Now he was urging us to remove his story from our website as its ready availability was exposing his family to ‘perpetual intimidations, isolation and hardship’. But he also thanked us for trying to publicize their story.
This man’s bravery had finally been backed into a corner by circumstance. He has now become Mr X.
This confirms the point we were trying to make in our edition about how difficult it is for ‘failed’ asylum seekers to speak out once they have been deported. But it gives no satisfaction to get that confirmation. Mr X, despite having given up all political ambitions, remains in danger and now he must silence his own story. This is the justice of the British asylum system which sent him back.
The other personal story we had told in our Deported! edition has taken a happier twist. John ‘Bosco’ Nyombi had spoken with great candour about the persecutions and beatings he suffered when he was unlawfully deported from Britain to Uganda. As a gay man whose face had been in the Ugandan newspapers he had little option but to lie low.

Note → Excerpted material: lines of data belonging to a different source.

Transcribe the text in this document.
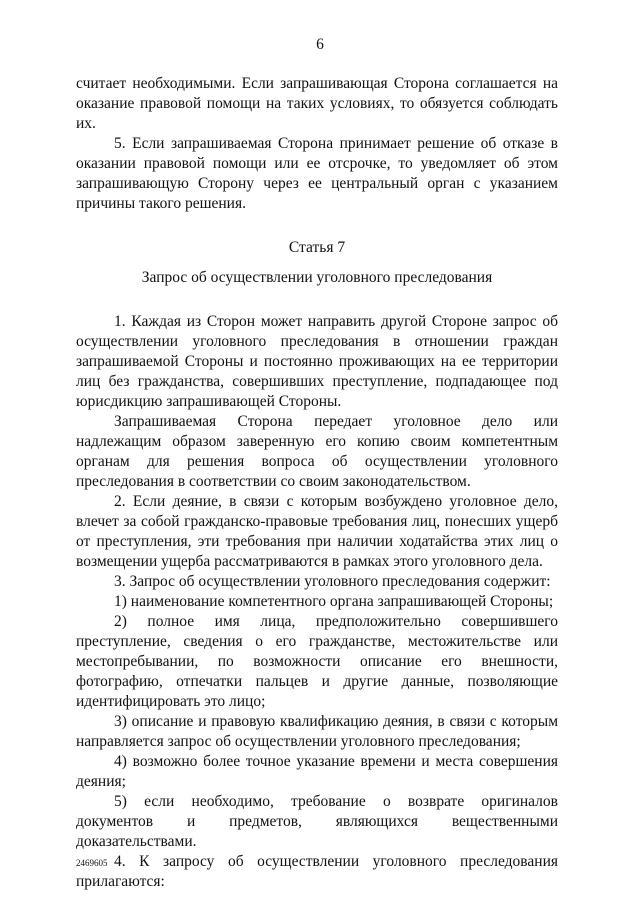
6

считает необходимыми. Если запрашивающая Сторона соглашается на оказание правовой помощи на таких условиях, то обязуется соблюдать их.

5. Если запрашиваемая Сторона принимает решение об отказе в оказании правовой помощи или ее отсрочке, то уведомляет об этом запрашивающую Сторону через ее центральный орган с указанием причины такого решения.

Статья 7
Запрос об осуществлении уголовного преследования

1. Каждая из Сторон может направить другой Стороне запрос об осуществлении уголовного преследования в отношении граждан запрашиваемой Стороны и постоянно проживающих на ее территории лиц без гражданства, совершивших преступление, подпадающее под юрисдикцию запрашивающей Стороны.

Запрашиваемая Сторона передает уголовное дело или надлежащим образом заверенную его копию своим компетентным органам для решения вопроса об осуществлении уголовного преследования в соответствии со своим законодательством.

2. Если деяние, в связи с которым возбуждено уголовное дело, влечет за собой гражданско-правовые требования лиц, понесших ущерб от преступления, эти требования при наличии ходатайства этих лиц о возмещении ущерба рассматриваются в рамках этого уголовного дела.

3. Запрос об осуществлении уголовного преследования содержит:

1) наименование компетентного органа запрашивающей Стороны;

2) полное имя лица, предположительно совершившего преступление, сведения о его гражданстве, местожительстве или местопребывании, по возможности описание его внешности, фотографию, отпечатки пальцев и другие данные, позволяющие идентифицировать это лицо;

3) описание и правовую квалификацию деяния, в связи с которым направляется запрос об осуществлении уголовного преследования;

4) возможно более точное указание времени и места совершения деяния;

5) если необходимо, требование о возврате оригиналов документов и предметов, являющихся вещественными доказательствами.

4. К запросу об осуществлении уголовного преследования прилагаются:

2469605
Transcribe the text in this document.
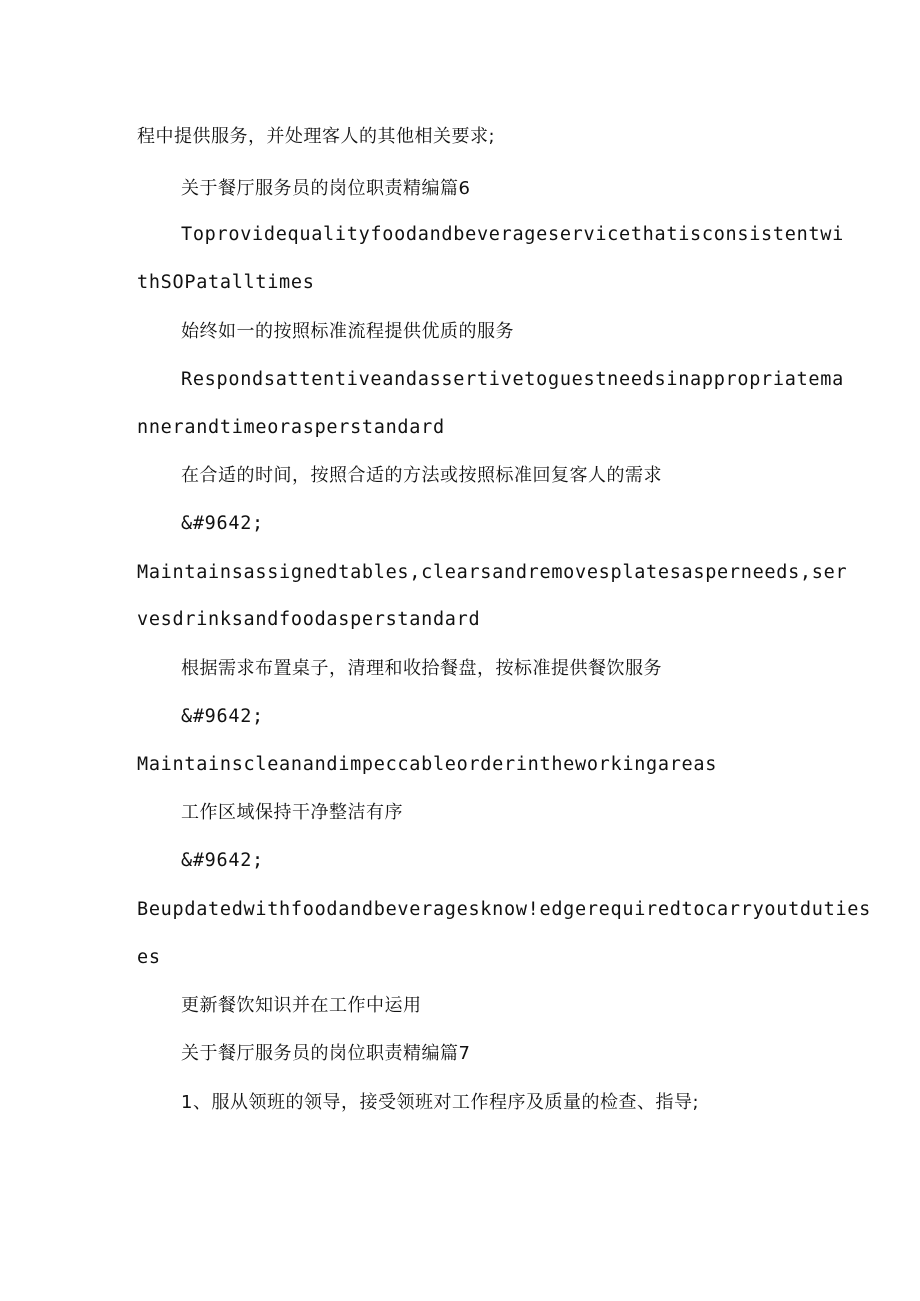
程中提供服务，并处理客人的其他相关要求;
关于餐厅服务员的岗位职责精编篇6
Toprovidequalityfoodandbeverageservicethatisconsistentwi
thSOPatalltimes
始终如一的按照标准流程提供优质的服务
Respondsattentiveandassertivetoguestneedsinappropriatema
nnerandtimeorasperstandard
在合适的时间，按照合适的方法或按照标准回复客人的需求
&#9642;
Maintainsassignedtables,clearsandremovesplatesasperneeds,ser
vesdrinksandfoodasperstandard
根据需求布置桌子，清理和收拾餐盘，按标准提供餐饮服务
&#9642;
Maintainscleanandimpeccableorderintheworkingareas
工作区域保持干净整洁有序
&#9642;
Beupdatedwithfoodandbeveragesknow!edgerequiredtocarryoutduties
es
更新餐饮知识并在工作中运用
关于餐厅服务员的岗位职责精编篇7
1、服从领班的领导，接受领班对工作程序及质量的检查、指导;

Fortunately for him, the High Court heard his case in absentia and the judge ruled that his removal was indeed illegal and the authorities were then ordered to bring him back. Not only did he go on to win refugee status but he has recently been awarded £100,000 in compensation which the Home Office must pay for endangering his life by their actions. The money will undoubtedly help, but there has been no apology from the Home Office for their actions. Actions they will no doubt go on to repeat, knowing that the odds of getting caught and penalized (as in this case) are, in normal circumstances, tiny.